К Жерару протиснулся десантник с огнетушителем.
– Тяжерый? – поинтересовался боец, помогая вытащить Бородача из раскаленной щели. Судя по акценту это был Сато Такеси.
– Килограммов сто... двадцать, – задыхаясь от напряжения, ответил Жерар. – Волоком!
Они оттянули Бориса подальше от огня и передали двоим бойцам покрупнее и посвежее. Жерар прислонился к стене и тяжело вздохнул.
– Как вы его там отыскари? – десантник удивленно покачал головой. – Порыхает, как в пеське!
– Учуял, Такеси. – Жерар усмехнулся. – Ну, теперь нам в третий сектор путь лежит, без вариантов. Наш бывший госпиталь как раз там пришвартован... Серж!
– Да. – К капитану протолкнулся «ротный два».
– Что там у Преображенского?
– Он как раз в третьем. Обещает минут через десять пробиться.
– Скажи ему, что у нас много «трехсотых», в том числе комбат, уж пусть постарается. Потом собери всех раненых и двигай туда. А мы с третьей ротой продолжим зачистку. Где медики?!
– Здесь. – Ротный санинструктор уже сидел на коленях перед Бородачом.
– Что с ним?
– Стукнуло так, что шлем погнулся.
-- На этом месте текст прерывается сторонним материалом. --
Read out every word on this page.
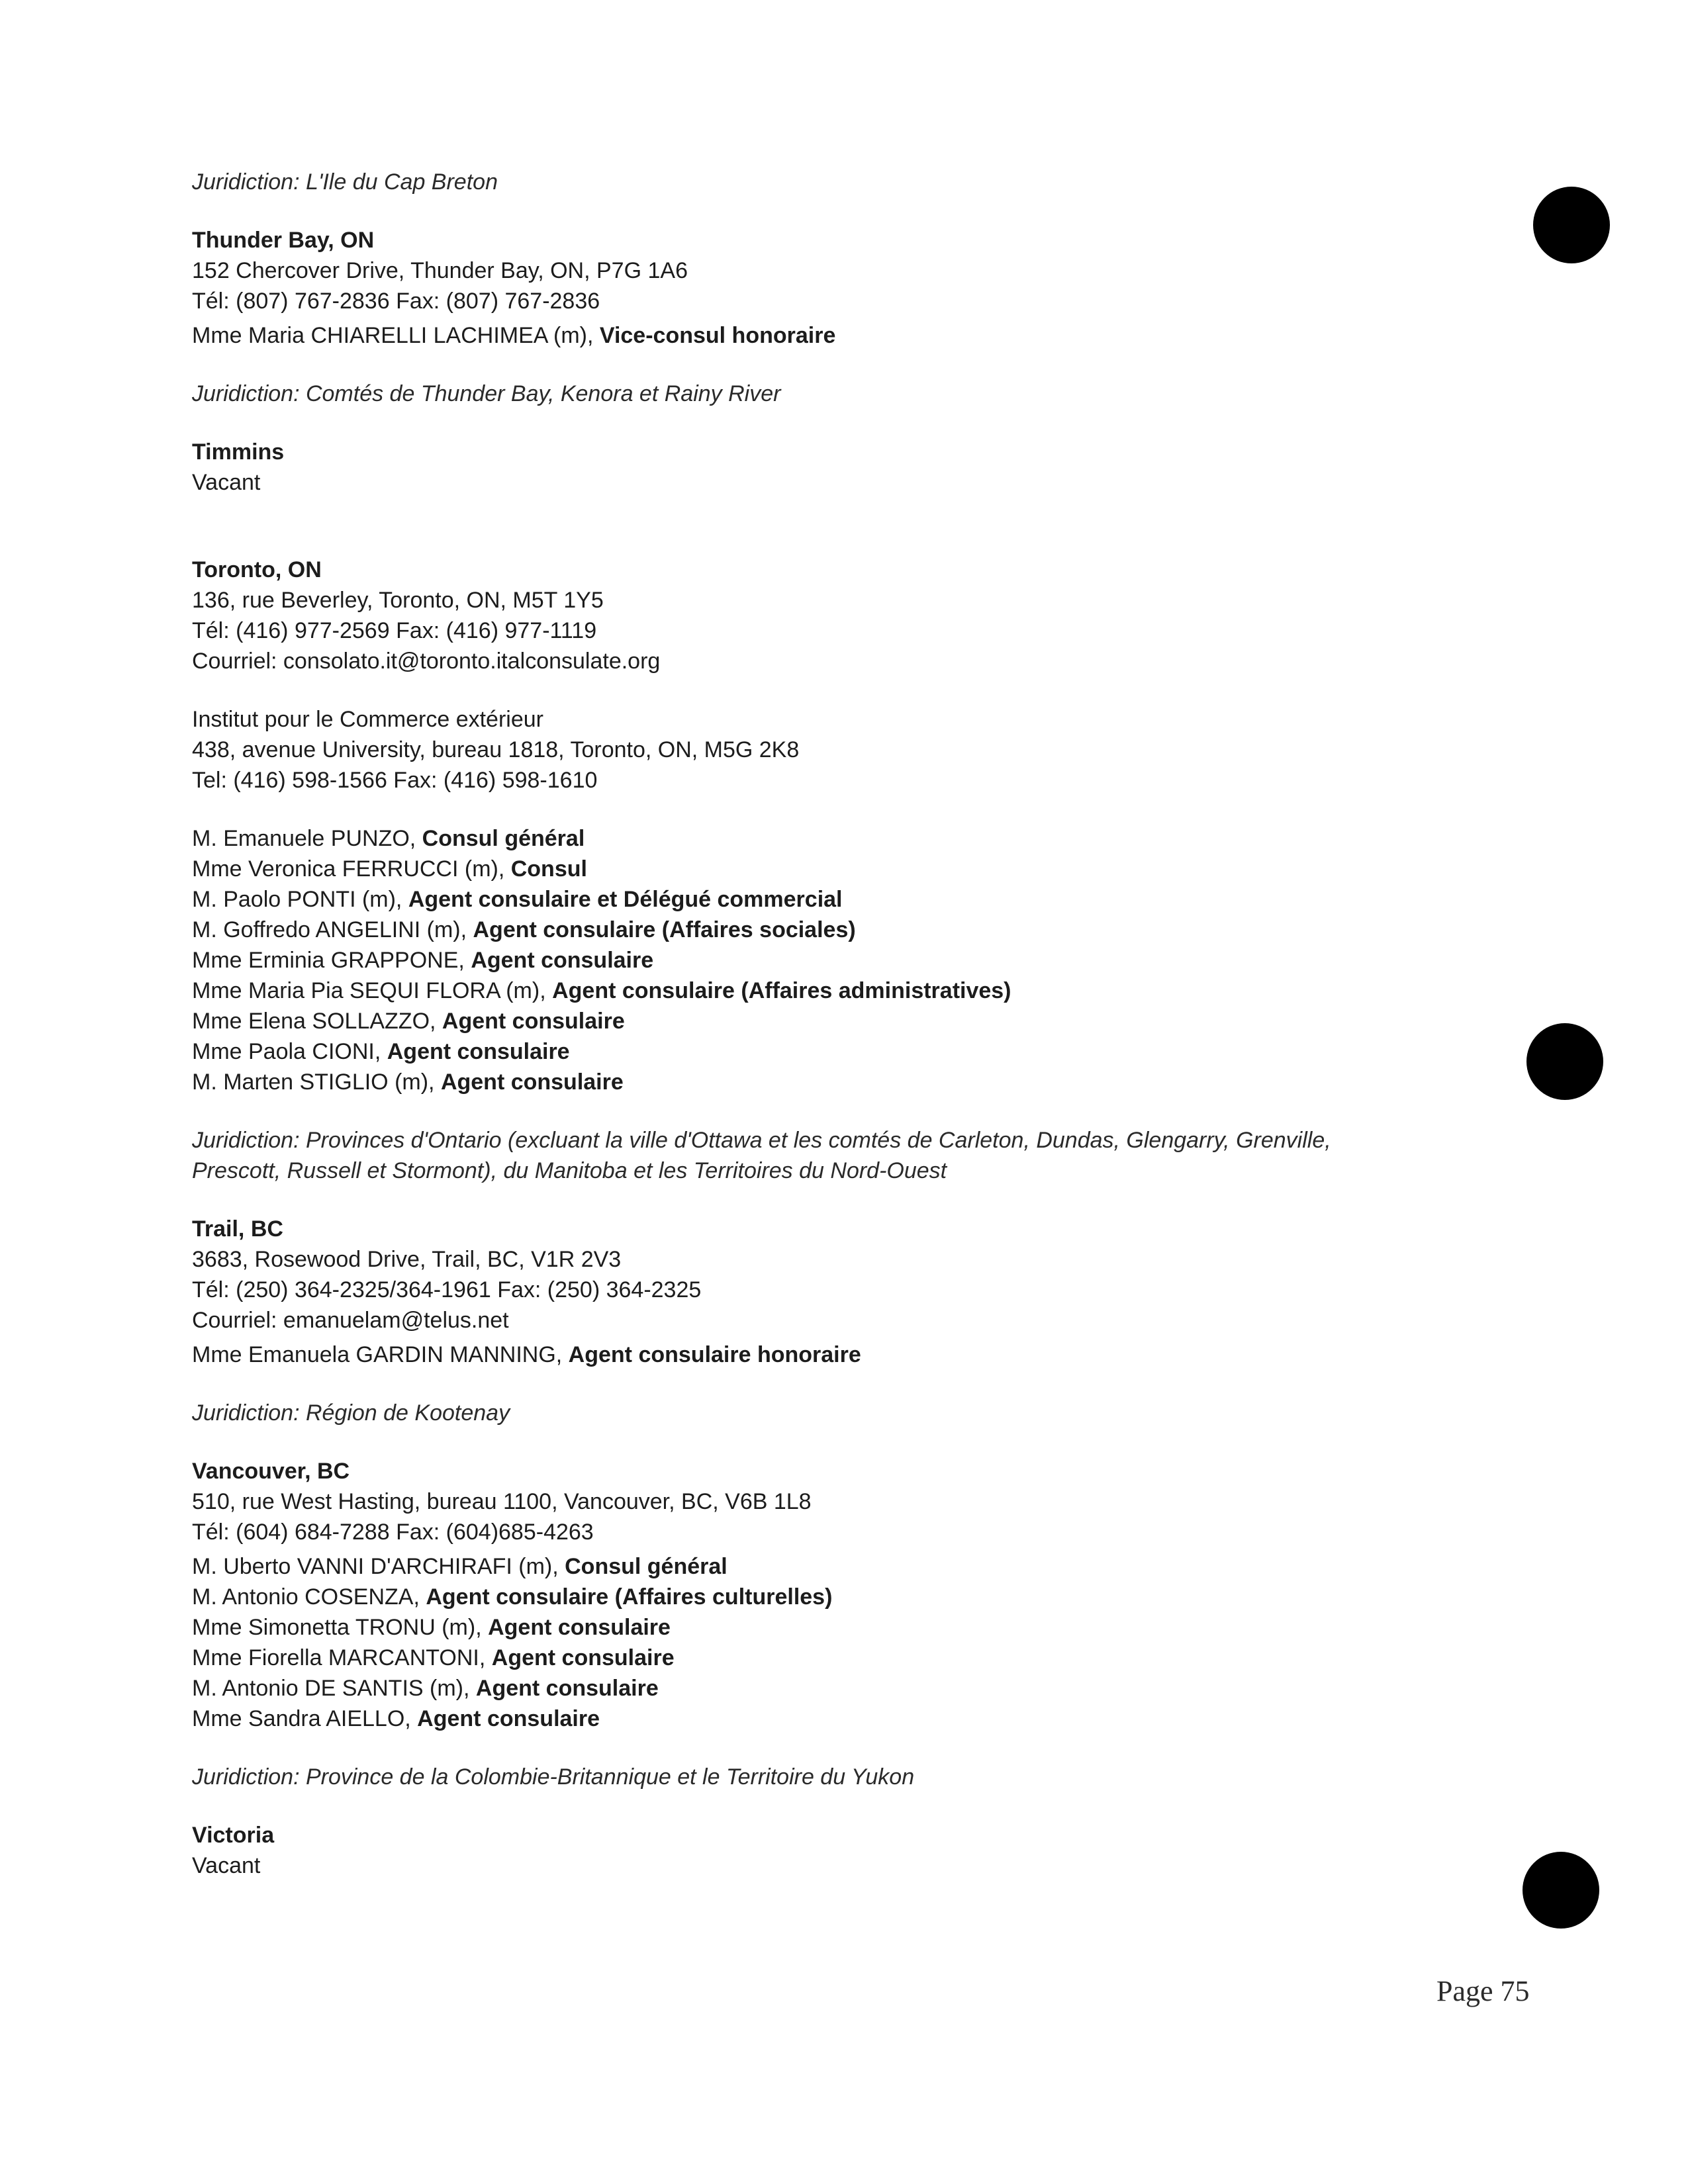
Juridiction: L'Ile du Cap Breton

Thunder Bay, ON

152 Chercover Drive, Thunder Bay, ON, P7G 1A6

Tél: (807) 767-2836 Fax: (807) 767-2836

Mme Maria CHIARELLI LACHIMEA (m), Vice-consul honoraire

Juridiction: Comtés de Thunder Bay, Kenora et Rainy River

Timmins

Vacant

Toronto, ON

136, rue Beverley, Toronto, ON, M5T 1Y5

Tél: (416) 977-2569 Fax: (416) 977-1119

Courriel: consolato.it@toronto.italconsulate.org

Institut pour le Commerce extérieur

438, avenue University, bureau 1818, Toronto, ON, M5G 2K8

Tel: (416) 598-1566 Fax: (416) 598-1610

M. Emanuele PUNZO, Consul général

Mme Veronica FERRUCCI (m), Consul

M. Paolo PONTI (m), Agent consulaire et Délégué commercial

M. Goffredo ANGELINI (m), Agent consulaire (Affaires sociales)

Mme Erminia GRAPPONE, Agent consulaire

Mme Maria Pia SEQUI FLORA (m), Agent consulaire (Affaires administratives)

Mme Elena SOLLAZZO, Agent consulaire

Mme Paola CIONI, Agent consulaire

M. Marten STIGLIO (m), Agent consulaire

Juridiction: Provinces d'Ontario (excluant la ville d'Ottawa et les comtés de Carleton, Dundas, Glengarry, Grenville,

Prescott, Russell et Stormont), du Manitoba et les Territoires du Nord-Ouest

Trail, BC

3683, Rosewood Drive, Trail, BC, V1R 2V3

Tél: (250) 364-2325/364-1961 Fax: (250) 364-2325

Courriel: emanuelam@telus.net

Mme Emanuela GARDIN MANNING, Agent consulaire honoraire

Juridiction: Région de Kootenay

Vancouver, BC

510, rue West Hasting, bureau 1100, Vancouver, BC, V6B 1L8

Tél: (604) 684-7288 Fax: (604)685-4263

M. Uberto VANNI D'ARCHIRAFI (m), Consul général

M. Antonio COSENZA, Agent consulaire (Affaires culturelles)

Mme Simonetta TRONU (m), Agent consulaire

Mme Fiorella MARCANTONI, Agent consulaire

M. Antonio DE SANTIS (m), Agent consulaire

Mme Sandra AIELLO, Agent consulaire

Juridiction: Province de la Colombie-Britannique et le Territoire du Yukon

Victoria

Vacant

Page 75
Череп цел, а вот его основание, боюсь, слегка подломлено. – Сержант вынул из санитарной сумки надувную шину-воротник для иммобилизации шеи. – Да еще вы его растрясли, пока вытаскивали. Боюсь, дело не очень. На грани.
– Ты не бойся, а скажи – жить будет?
– В госпиталь надо, в нейротравму, тогда будет, – серьезно ответил медик. – Без нанопластики не обойтись. Сейчас шину наложу и можно транспортировать.
– На «Бурденко» нейротравма есть?
– Вроде бы есть. Остались ли в ней приличные специалисты – вот вопрос. Я слышал, марсиане весь экипаж за борт выбросили. Ребята с «Урана» своими глазами видели.
– Будем надеяться, что не весь. Понесешь сам, – приказал Жерар. – Да чтобы со всей осторожностью, понял? Головой отвечаешь!
Куполообразный стеклянный потолок огромного Хрустального зала президентского дворца был затемнен, а негромкая классическая музыка, кажется, Шуберт, лилась откуда-то из-под свода и ничуть не мешала раздумьям. Президент МДА Джон Френсис Кент сидел в рабочем кресле за широким столом точно в центре зала и в свете настольной лампы «а-ля середина двадцатого века» читал очередной отчет Генштаба. Текст был распечатан на пластике, имитирующем бумагу. В общем-то, можно было открыть файл и прочитать отчет в оригинальном виде – на голоэкране компа, но Кент питал слабость к стилизациям под старину. Считая себя главным хранителем традиций великой демократии, он старался следовать правилам и по возможности подражать образу жизни предков, живших на заре космической эры, когда электричество уже вовсю эксплуатировалось прогрессивным человечеством, но компьютеры были еще экзотикой, а богатые демократические традиции достигли своего расцвета. На причуду президента все закрывали глаза, поскольку ничего предосудительного в ней не было. На Марсе половина населения была помешана на славном прошлом, когда Северная Америка – родина предков для девяноста процентов марсиан, была самым могущественным континентом на Земле, тогда еще единственной планете, где обитал человек разумный. Другое дело, что никто не углублялся в тему настолько, чтобы носить костюм с галстуком и читать бумажные книги или распечатывать тексты, но никто, кроме Кента, не был президентом Марса и главой Демократического Альянса.